I've been thinking about this a lot while driving and at the gym. I'm starting to feel that a big problem with my relationship lately has been uncommunicated desire.
It started after our first baby. Her chemistry pushed her to focus primarily on our new child and my desires were put on the back burner. I stomached this and gave her space and tried to support her as best as I could. But I was a new dad and a shitty one and our first son was a really hard baby. My weaknesses, which I didn't even know I had, came sharply to the surface.
In spite of my weaknesses and how hard our lives had become with the new baby, I still needed to be loved and touched and desired. I reached out and tried to initiate touch and intimacy but from a position of weakness. She recoiled from my touch which was super hurtful and something I didn't understand at all. How could the woman who I committed to fully and worked day in and day out to support reject me? I was communicating my desire from a position of weakness, both verbally and nonverbally. This led into a downward spiral. My expression for desire transformed into something she saw as unattractive, disgusting, and repulsive. This negative cycle eventually has led me to no longer talk to my wife about intimacy and what I want. I stopped being playful and whipping my dick out and initiating. I started to tip toe around intimacy to avoid being rejected. What actually made matters worse is I wasn't always rejected. This made me incredibly confused about which behaviors would be rewarded with intimacy and which ones wouldn't. All along I never considered hormones, cycles, and ovulation being a potential driving factor for her behavior.

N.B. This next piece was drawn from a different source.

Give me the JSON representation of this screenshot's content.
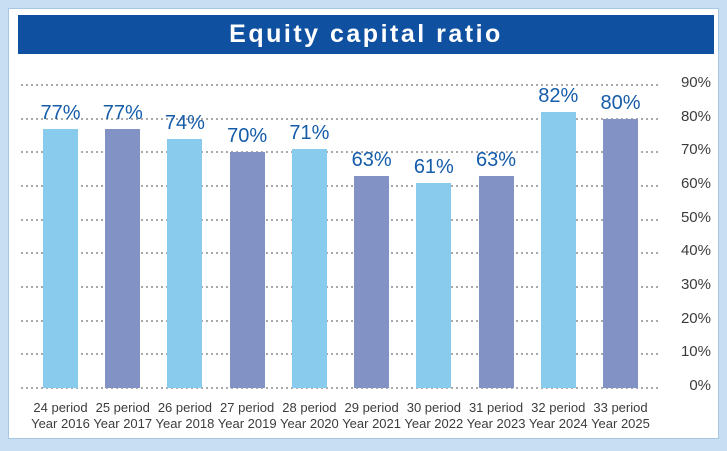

So, I started watching porn much more and jacking off like crazy to try to fill the hole of desire. Of course in hindsight and after the Red Pill, I should have lifted instead. But I didn't have a reliable roadmap to try to regenerate the desire we had for years before our first kid. Fuck me in the goat ass.
I think communicating from weakness is essentially what it means to be butthurt. So the opposite of butthurt must be to communicate from a position of strength. I think we do this via acta non verba via the 12 levels of dread. Maybe the key to communicating from a position of strength is being willing to bet the farm and lose it all because you know you can replace it all and they know it too. I feel like there is an emphasis on acta non verba but I still feel like we are missing spoken words - I can't just lift and dread and hope my wife touches me the way I want to be touched, right? I feel like I need to lead her and tell her exactly what I need and want. Is this correct? If so, when is the right time for this?